2. The online mass spectrometry analysis method according to claim 1, characterized in that, Step 1) The volume of the gas sampling bag is 1~4L.
3. The online mass spectrometry analysis method according to claim 1 or 2, characterized in that, Step 2) The volume of the gas phase metering loop is 200~500mL.
4. The online mass spectrometry analysis method according to claim 3, characterized in that, In step 2), the gas in the gas sampling bag is delivered to the gas phase metering loop via a vacuum pump; The flow rate of the air pump is 1.5~3L / min.
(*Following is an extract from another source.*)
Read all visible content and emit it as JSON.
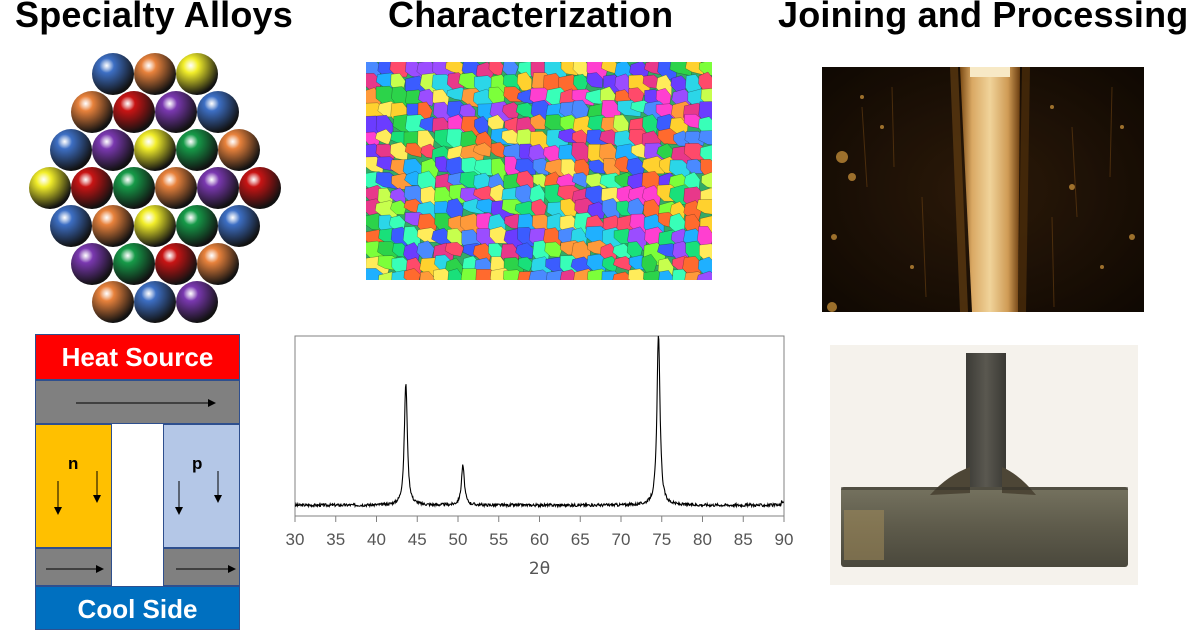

5. The online mass spectrometry analysis method according to claim 4, characterized in that, Step 3) The carrier gas contains nitrogen or synthetic air.
6. The online mass spectrometry analysis method according to claim 4 or 5, characterized in that, Step 3) The flow rate of the carrier gas is adjusted by a mass flow controller, and the flow rate of the carrier gas is 6~12L / min.
7. The online mass spectrometry analysis method according to claim 6, characterized in that, Step 3) The ion source includes an extraction electrospray ion source or a dielectric barrier discharge ion source.
8. An online analysis system for the online mass spectrometry analysis method for volatile organic compounds based on gas-phase quantitative loops as described in any one of claims 1 to 7, characterized in that, The online analysis system includes a gas sampling bag, a gas phase quantitative loop, and an ion source; The gas sampling bag is connected to a gas phase metering loop via a vacuum pump. The gas-phase metering loop is connected to the ion source.